Elle pose ensuite un baiser sur ma joue et m'incite à m'activer.


○ ● ○


— Il en est hors de question ! m'exclamé-je en frappant mes paumes contre la table.

— C'est une opportunité en or, m'assure Greta en opinant.

— Je suis journaliste, pas flic ! Je travaille derrière un ordinateur, j'écoute, je recherche, je note et j'envoie. Basta.

— Ne fais pas l'enfant capricieux. Tu n'es pas en position d'émettre des plaintes ou de refuser quoi que ce soit. Les articles que tu as pondus ces dernières semaines sont à la limite du passable et ton comportement m'insupporte ! Si je ne t'ai pas encore congédié c'est uniquement parce que je sais ce que tu vaux. Tu vis une période difficile, je l'entends, mais j'ai besoin que tu sois plus actif et productif. L'affaire sur laquelle je t'envoie est un trésor pour ta carrière !

— Je ne suis pas fait pour travailler sur le terrain, je vais faire connerie sur connerie et tu finiras par regretter ta décision.

— Ne sois pas si pessimiste, grommelle-t-elle, tu es le plus à même à bosser sur ce dossier. Ton rôle consistera à observer, prendre des notes, suggérer des hypothèses et donner ton avis quand on le sollicitera. C'est le même schéma que lorsque tu travailles dans ton bureau.

— À un détail près ! braillé-je. Habituellement, je suis seul !


Sa langue claque contre son palais alors qu'elle s'adosse au siège sur lequel elle est installée. Son regard est froid et dur, m'encourage à fermer ma gueule et remballer ma rébellion que je sais vouée à l'échec.


— Tu n'as pas ton mot à dire, j'ai déjà donné tes coordonnées à l'officier chargé de l'enquête.
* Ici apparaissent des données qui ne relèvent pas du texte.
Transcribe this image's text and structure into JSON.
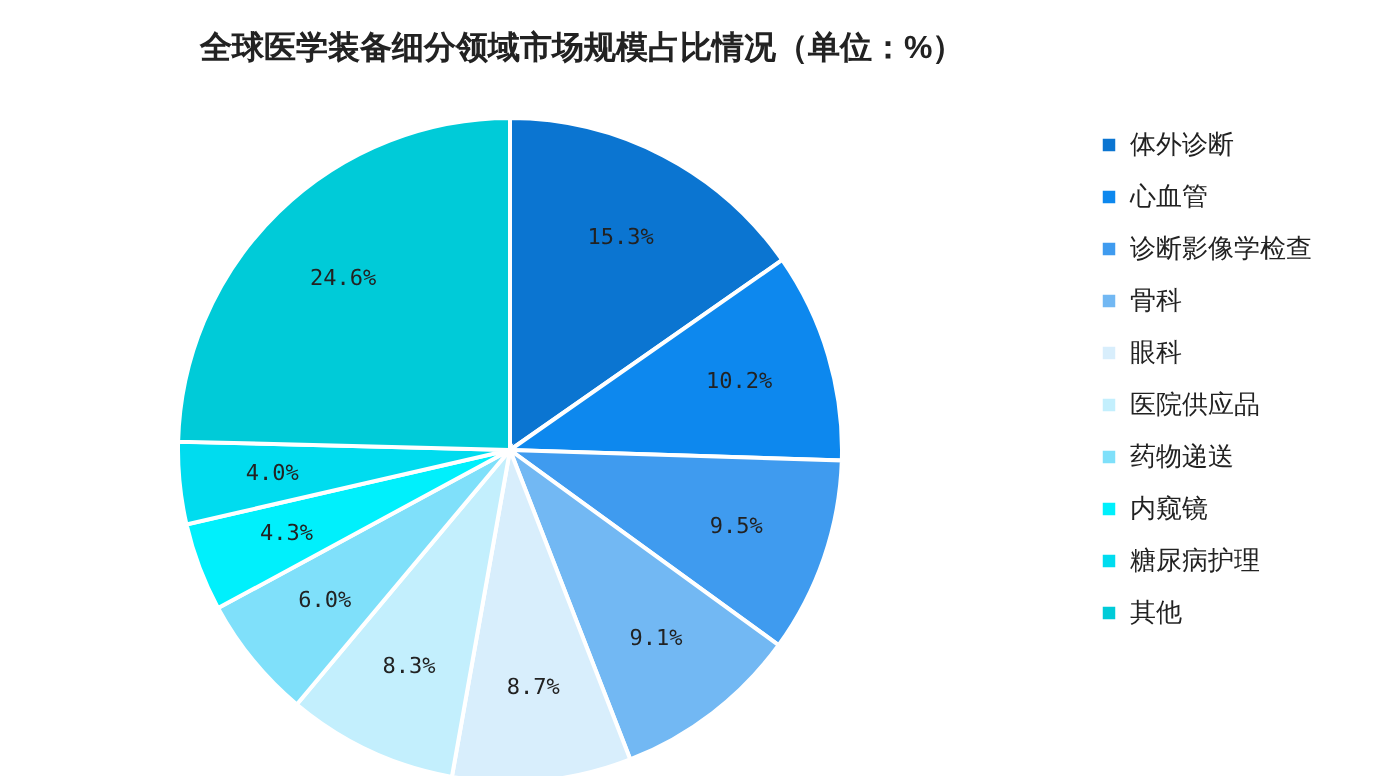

Il te contactera dans les plus brefs délais.

— J'hallucine ! Où est passé mon libre arbitre ? m'insurgé-je en tapant du pied.

— Il s'est volatilisé lorsque tu as décidé de te noyer dans l'alcool même sur ton lieu de travail ! Qu'on soit clair, Fox, je me moque bien de ce que tu fais en dehors du bureau, mais si ton attitude dépravée à un impact dérangeant sur mon journal, je me donne le droit d'y remédier. Je te transmets toutes les informations qui te seront nécessaires sur ta boite mail dès ce soir. Je compte sur toi pour te dépasser et faire en sorte que tout se passe dans les meilleures conditions alors, range ta bouteille de whisky au placard et reprends-toi !

— Je te déteste, Greta, lâché-je acerbe.

— Ça m'est bien égal, ricane-t-elle. Tu peux disposer, monsieur le consultant.


Sans un mot, mais en grognant d'agacement, je quitte la pièce en claquant la porte d'une force excessive. J'ignore Cynthia qui m'interroge sur mon humeur et me rend immédiatement sur le trottoir. L'envie de faire un scandale m'effleure mais au lieu de cela, j'allume une clope en foulant le bitume. J'ai besoin de respirer ou d'étouffer pour ne plus penser. D'un pas brusque, je traverse la ville en laissant ma bagnole sur le parking du café. Mon cœur est sur le point d'exploser en songeant que la tâche à laquelle on me contraint monopolisera le temps précieux que je garde pour trouver la faille dans le dossier de mon frère. Si Greta cherche ma mort, elle la trouvera à coup sûr en m'incitant à mettre de côté ce pour quoi je me démène depuis deux ans.